Leading the charge for a Davisville site were George Washington Pierce Jr. and Jacob "Gene" LaRue, both farmers and early UC graduates with ties to Sacramento.
Pierce, from a Republican pioneer family, was a former Assembly member, the first UC graduate from the Central Valley, an acquaintance of UC President Benjamin Wheeler and a boarding-school classmate of Gov. George Pardee.

UC graduate and farmer Jacob "Gene" LaRue, shown center (no beard) with family members. (Yolo County Archive / photo-courtesy of the city of Davis ©)
LaRue farmed down the road from Pierce. His father, Hugh LaRue, a 49er-turned-farmer, was an influential Democrat who had served as Assembly speaker, state agricultural society president, Sacramento sheriff and ex-officio UC regent. The elder LaRue owned a house across the street from the governor's mansion. Another LaRue son had been a state senator.
Davisville already had an edge. Sacramento judge Peter J. Shields had been persuaded by locals to require, in this bill authorizing the University Farm, that the chosen site already have an irrigation system or water rights.
In the weeks after Pardee signed the act, Pierce, LaRue and other Davisville advocates met a number of times with the governor, UC president and other members of the University Farm site-selection commission.
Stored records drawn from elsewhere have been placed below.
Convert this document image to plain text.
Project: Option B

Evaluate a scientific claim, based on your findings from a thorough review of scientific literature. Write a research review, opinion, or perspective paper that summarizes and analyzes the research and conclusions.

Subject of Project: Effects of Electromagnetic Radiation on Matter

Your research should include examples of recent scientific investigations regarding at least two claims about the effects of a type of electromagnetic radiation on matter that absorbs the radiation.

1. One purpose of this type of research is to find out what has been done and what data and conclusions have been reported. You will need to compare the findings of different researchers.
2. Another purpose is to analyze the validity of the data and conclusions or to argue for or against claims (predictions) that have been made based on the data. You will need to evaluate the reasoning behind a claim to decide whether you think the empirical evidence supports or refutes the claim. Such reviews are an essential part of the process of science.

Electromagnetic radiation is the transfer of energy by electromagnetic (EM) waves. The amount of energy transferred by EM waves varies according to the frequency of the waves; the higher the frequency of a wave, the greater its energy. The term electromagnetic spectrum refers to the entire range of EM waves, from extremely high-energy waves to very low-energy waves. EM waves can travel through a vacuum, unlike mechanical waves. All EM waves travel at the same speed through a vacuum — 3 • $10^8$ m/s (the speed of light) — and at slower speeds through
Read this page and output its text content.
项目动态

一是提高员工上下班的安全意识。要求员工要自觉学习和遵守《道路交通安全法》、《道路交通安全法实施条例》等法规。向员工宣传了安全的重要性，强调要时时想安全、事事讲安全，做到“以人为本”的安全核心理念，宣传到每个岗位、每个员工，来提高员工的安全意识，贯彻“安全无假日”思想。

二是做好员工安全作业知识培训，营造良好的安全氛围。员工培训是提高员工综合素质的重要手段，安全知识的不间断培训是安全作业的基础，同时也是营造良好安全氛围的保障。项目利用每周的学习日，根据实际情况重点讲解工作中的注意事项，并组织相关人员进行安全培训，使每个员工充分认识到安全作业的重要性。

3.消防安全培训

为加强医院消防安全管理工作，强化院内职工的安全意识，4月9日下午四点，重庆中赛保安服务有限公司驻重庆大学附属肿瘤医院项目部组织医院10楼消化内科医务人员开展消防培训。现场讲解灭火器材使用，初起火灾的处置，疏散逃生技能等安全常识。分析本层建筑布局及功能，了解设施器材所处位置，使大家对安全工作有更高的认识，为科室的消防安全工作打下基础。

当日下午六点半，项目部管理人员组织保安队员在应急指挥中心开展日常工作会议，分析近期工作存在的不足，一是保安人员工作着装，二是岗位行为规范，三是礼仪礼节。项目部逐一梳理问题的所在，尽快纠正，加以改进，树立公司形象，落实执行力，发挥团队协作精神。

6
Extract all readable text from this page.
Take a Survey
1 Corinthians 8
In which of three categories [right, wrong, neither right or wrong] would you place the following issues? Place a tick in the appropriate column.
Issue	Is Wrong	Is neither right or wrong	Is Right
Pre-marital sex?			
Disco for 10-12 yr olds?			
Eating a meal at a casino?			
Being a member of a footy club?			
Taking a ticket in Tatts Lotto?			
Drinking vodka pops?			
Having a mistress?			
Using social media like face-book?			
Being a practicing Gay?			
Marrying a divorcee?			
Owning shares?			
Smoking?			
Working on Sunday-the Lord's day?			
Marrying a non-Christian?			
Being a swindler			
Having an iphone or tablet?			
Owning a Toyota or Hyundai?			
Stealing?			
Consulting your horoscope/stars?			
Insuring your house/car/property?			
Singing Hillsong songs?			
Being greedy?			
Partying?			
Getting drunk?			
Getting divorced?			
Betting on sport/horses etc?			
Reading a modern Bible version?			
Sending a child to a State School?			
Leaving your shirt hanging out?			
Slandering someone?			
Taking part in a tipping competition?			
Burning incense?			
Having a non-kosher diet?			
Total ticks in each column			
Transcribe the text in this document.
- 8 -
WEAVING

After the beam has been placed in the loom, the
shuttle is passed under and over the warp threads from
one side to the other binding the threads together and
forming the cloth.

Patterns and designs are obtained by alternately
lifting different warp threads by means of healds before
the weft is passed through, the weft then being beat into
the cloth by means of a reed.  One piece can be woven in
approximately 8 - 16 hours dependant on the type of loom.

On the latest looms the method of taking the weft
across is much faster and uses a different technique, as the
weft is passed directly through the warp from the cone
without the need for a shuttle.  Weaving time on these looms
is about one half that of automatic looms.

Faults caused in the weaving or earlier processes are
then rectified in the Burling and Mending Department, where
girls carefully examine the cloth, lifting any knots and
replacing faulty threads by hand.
Pierce also approached an aging Davisville farmer, Martin Sparks, about selling his land.
In May 1905, with Pierce in the lead car, the site-selection commission toured Yolo County sites near Davisville, Woodland, Yolo, Madison, Esparto and Winters. The competition would cause a bitter rivalry between Davisville and Woodland.
Pierce also led the newly created Davis State Farm Promotion Committee, or "Boom Committee," which printed a booklet promoting Davisville as an "An Ideal Spot for a University Farm."
Within a year, the state commission would agree that it was.